Trip to Hai Noi

After pulling into the Bay of Tonkin ( where the Vietnam War Started with the shelling of two of our Navy ships )we tied up at the port nearest to Hai Noi. Near is a relative term here as the roads are very limited and the traffic trying to use them is very heavy indeed. The trip by bus to Hai Noi takes 3 to 3 and 1/2 hours by bus. The ” highway” is a 1 and 1/2 lane road being used by the motorist as if it were three lanes. Motorbikes playing chicken with buses, buses playing chicken with each other and semi tractor trailers. Everyone drives inches away from each other and passing on either side is ok. I sat in the front of the bus so I got a birds eye view of the heroics outside ahead of us. I saw some rusty train tracks along side the road and asked the guide if they have passenger service. He said they did but nobody takes the train. It is too slow and is prone to accidents and breakdowns. I thought how slow can it be since we are unable to get going even 40mph due to the road conditions and the traffic. I posed the question about who owns the land in Viet Nam. He said there was a big change about 10 years ago when the government gave up on Communism as an economic policy.He said they now have Capitalist Communism. OK how about the land? He said the government owns all the land but, the people can lease the land for up to 40 years and do with it what the market will allow. Each farmer gets to keep his produce and sell it for what it will bring.
As we were passing through many small towns on the way to Hai Noi, I noticed that the houses were very narrow and built up close to the road. He said most people operate small retail and other business out of the first floor of the house and live in the upper floors. Consequently, the land is valued by the front foot along the road. Everyone wants to be on the main road to have marketing exposeur. The people here, for the most part, are very poor outside the cities. The farmers’ average income is $200 to $300 per month. People living in the city do a little better but not much. Things are picking up for them since they have left economic Communism behind and foreign businesses have been welcomed here. Japanese, Chinese, and a few American businesses have arrived and installed manufacturing plants.
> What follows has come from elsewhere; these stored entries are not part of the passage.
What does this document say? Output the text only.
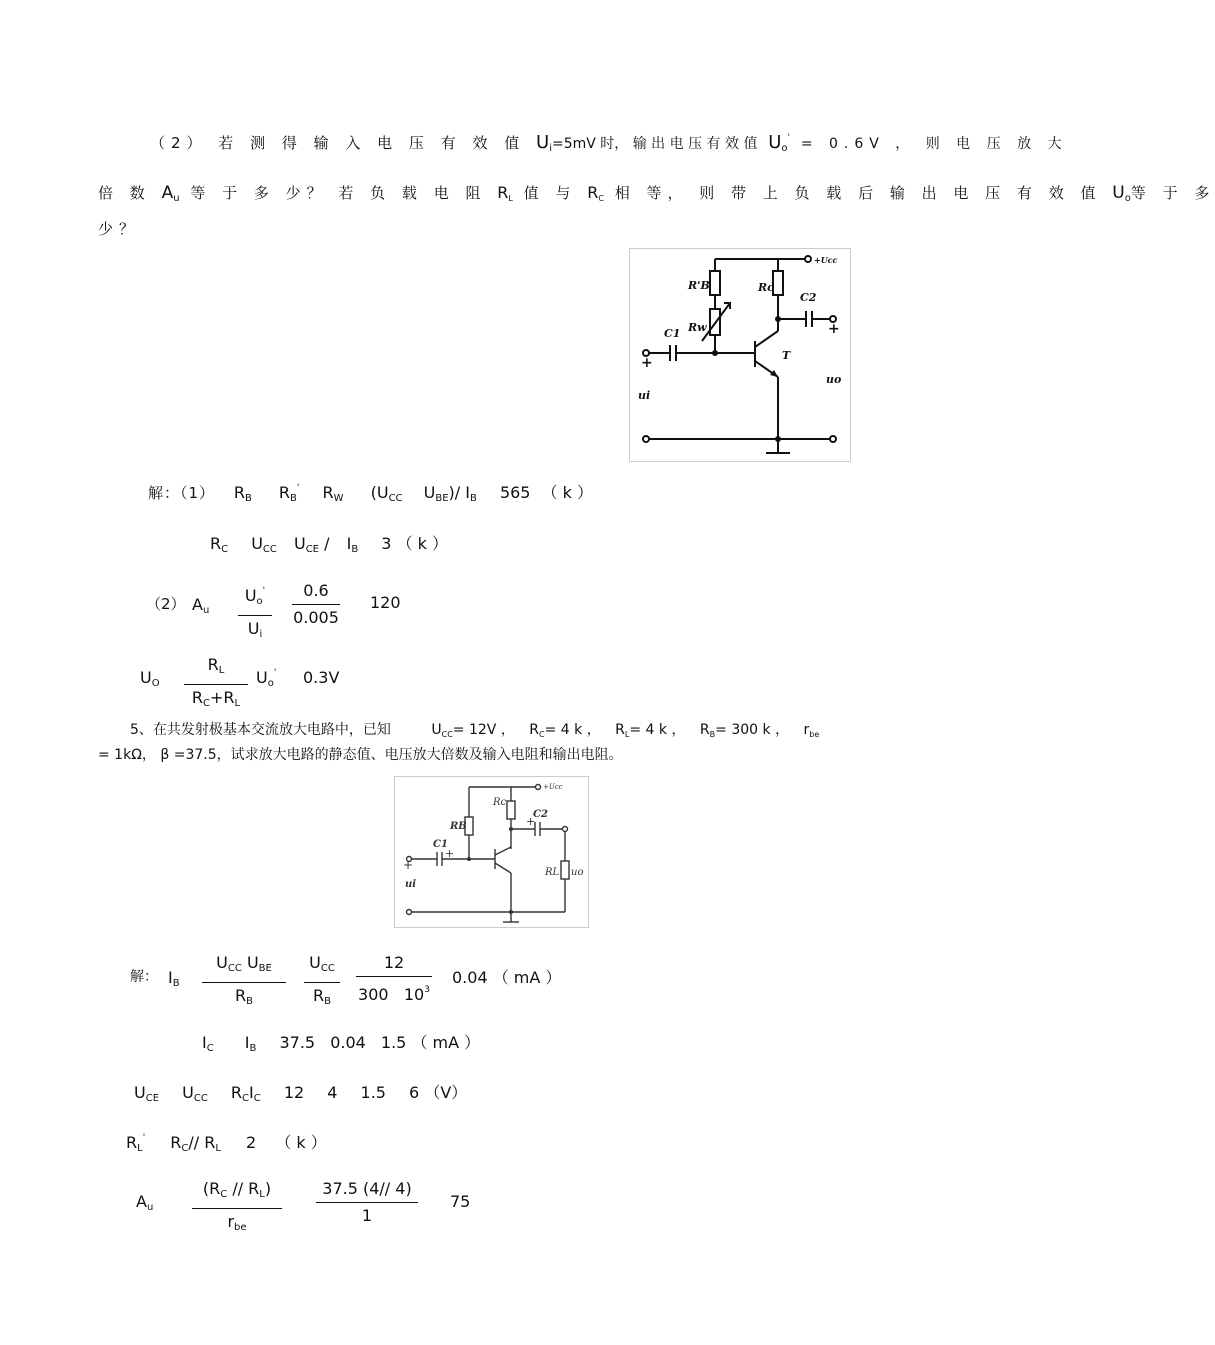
（2） 若 测 得 输 入 电 压 有 效 值 $U_i=5mV$ 时， 输 出 电 压 有 效 值 $U_o' = 0.6V$ ， 则 电 压 放 大
倍 数 $A_u$ 等 于 多 少？ 若 负 载 电 阻 $R_L$ 值 与 $R_C$ 相 等， 则 带 上 负 载 后 输 出 电 压 有 效 值 $U_o$等 于 多
少？
R'B	Rc
Rw
C1
C2
T
+Ucc
ui
uo
+
+
解：（1） $R_B$ $R_B'$ $R_W$ ($U_{CC}$ $U_{BE})/$ $I_B$ 565 （ k ）
$R_C$ $U_{CC}$ $U_{CE} / I_B$ 3 （ k ）
（2） $A_u$
$U_o'$
$U_i$
0.6
0.005
120
$U_O$
$R_L$
$R_C+R_L$
$U_o'$ 0.3V
5、在共发射极基本交流放大电路中，已知	$U_{CC}= 12V$ ， $R_C= 4$ k ， $R_L= 4$ k ， $R_B= 300$ k ， $r_{be}$
= 1kΩ， β =37.5，试求放大电路的静态值、电压放大倍数及输入电阻和输出电阻。
RB
Rc
C1
C2
RL uo
ui
+Ucc
+
+
+
解： $I_B$
$U_{CC}$ $U_{BE}$
$R_B$
$U_{CC}$
$R_B$
12
300 $10^3$
0.04 （ mA ）
$I_C$ $I_B$ 37.5 0.04 1.5 （ mA ）
$U_{CE}$ $U_{CC}$ $R_CI_C$ 12 4 1.5 6 （V）
$R_L'$ $R_C//$ $R_L$ 2 （ k ）
$A_u$
$(R_C // R_L)$
$r_{be}$
37.5 (4// 4)
1
75
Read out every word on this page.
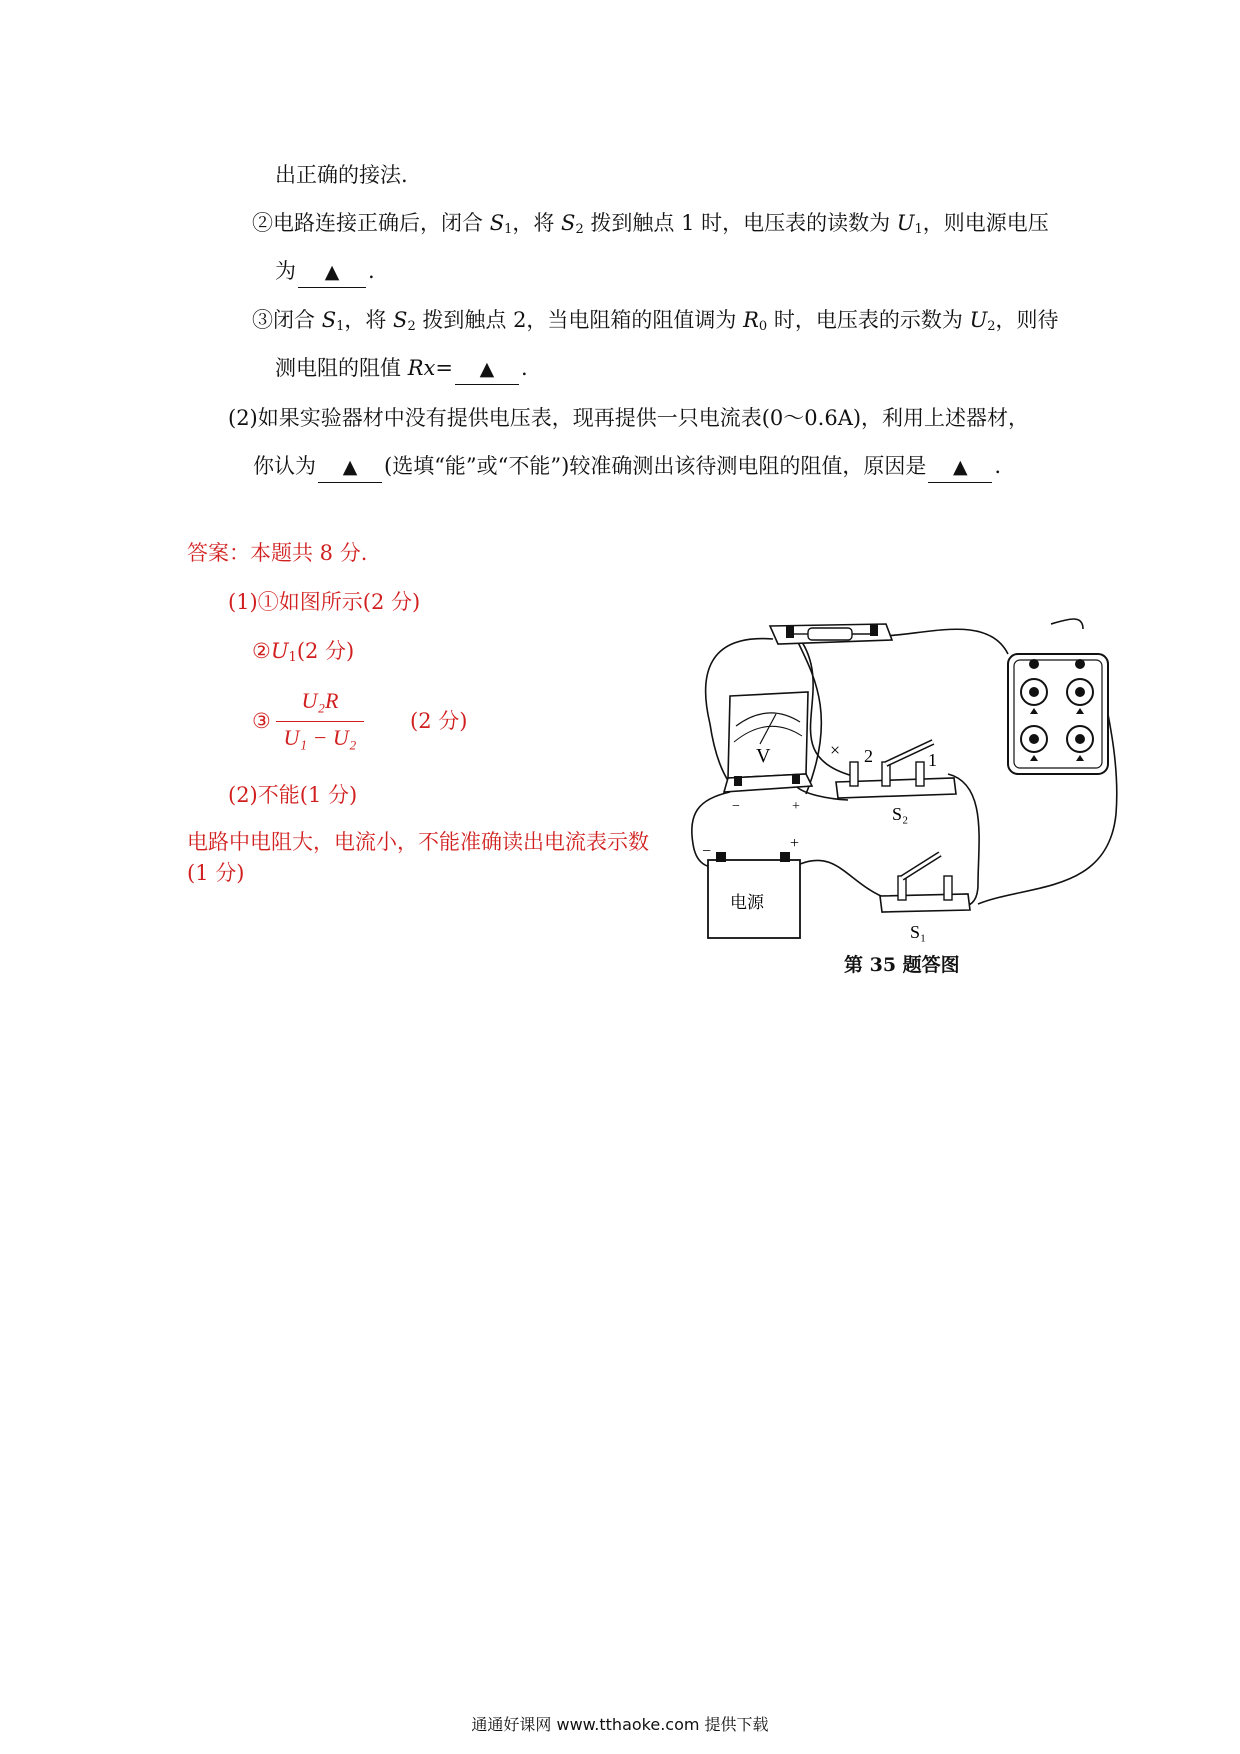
出正确的接法.
②电路连接正确后，闭合 $S_1$，将 $S_2$ 拨到触点 1 时，电压表的读数为 $U_1$，则电源电压
为 ▲ .
③闭合 $S_1$，将 $S_2$ 拨到触点 2，当电阻箱的阻值调为 $R_0$ 时，电压表的示数为 $U_2$，则待
测电阻的阻值 Rx= ▲ .
(2)如果实验器材中没有提供电压表，现再提供一只电流表(0～0.6A)，利用上述器材，
你认为 ▲ (选填“能”或“不能”)较准确测出该待测电阻的阻值，原因是 ▲ .
答案：本题共 8 分.
(1)①如图所示(2 分)
$②U_1(2$ 分)
③
U₂R
U₁ − U₂
(2 分)
(2)不能(1 分)
电路中电阻大，电流小，不能准确读出电流表示数
(1 分)
V
−	+
2	1
×
S₂
−	+
电源
S₁
第 35 题答图
通通好课网 www.tthaoke.com 提供下载
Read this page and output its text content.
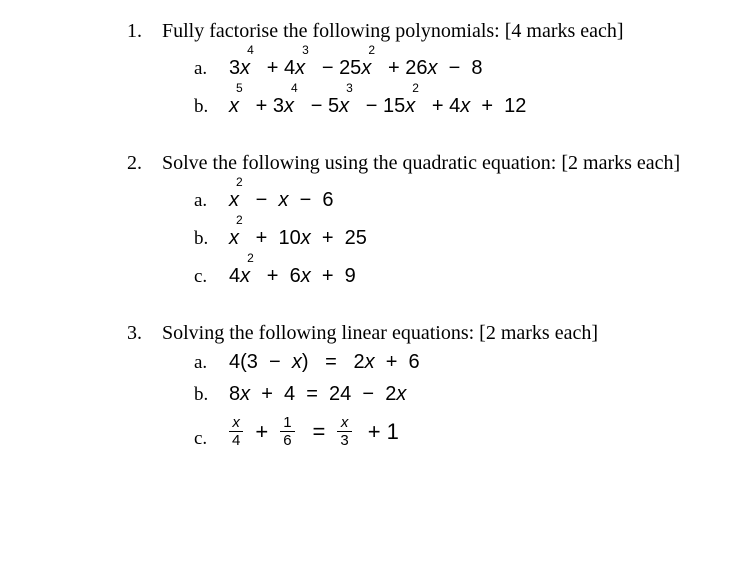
1. Fully factorise the following polynomials: [4 marks each]
a. 3 x
4
+ 4 x
3
− 25 x
2
+ 26 x −  8
b. x
5
+ 3 x
4
− 5 x
3
− 15 x
2
+ 4 x +  12
2. Solve the following using the quadratic equation: [2 marks each]
a. x
2
− x −  6
b. x
2
+  10 x +  25
c. 4 x
2
+  6 x +  9
3. Solving the following linear equations: [2 marks each]
a. 4(3  − x )   =   2 x +  6
b. 8 x +  4  =  24  −  2 x
c. $\frac{x}{4} + \frac{1}{6} = \frac{x}{3} + 1$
After more than 3 hours we drive into Hai Noi which is a city of over 8 million people. It is modernizing and a few highrise buildings have been built and more underway. Hotels and office buildings are coming up. We visited the Museum of Literature where Emperors used to train their staff and administrators. There were plaques dating back hundreds of years with names of the students who were first in their class. We had the mandatory awful lunch and then proceeded on to visit the seat of government and the places where Uncle Ho lived and worked during the war. There is even a Stalin style mausoleum with Ho’s body lying in state inside.
Finally we are off to see the Hanoi Hilton where our prisoners were housed during and after the Vietnam War. 2/3 of the structure has been destroyed to make way for a highrise building. Originally built by the French to house terrorist locals during the period when this was a French colony, it was converted by the North Vietnamese to a prison for US prisoners primarly so that we would not bomb near it and thus protected central Hanoi from bombing. It is now an incredible living lie. What a propaganda tool. They just outright lie about what went on there with our guys. Jane Fonda must have helped them create it. Yuk! We are friends now so what can you do. I came away from this visit to Hai Noi convinced that McNamara should have been hanged for treason when he advised Johnson that we could win the war the way we were fighting it. There was NOTHING here to win. It still is an improverished back water. It would have been even worse then. We also passed by the lake where Sen. John McCain’s plane crashed and he was captured and taken to the Hanoi Hilton.
Now back on the road to the ship it is growing dark and the taffic is even more exciting. Half of the millions of motor scooters do not have functioning lights but they are out there on the road inches away from the trucks and buses. It takes four hours to return. Nobody slept that is for sure.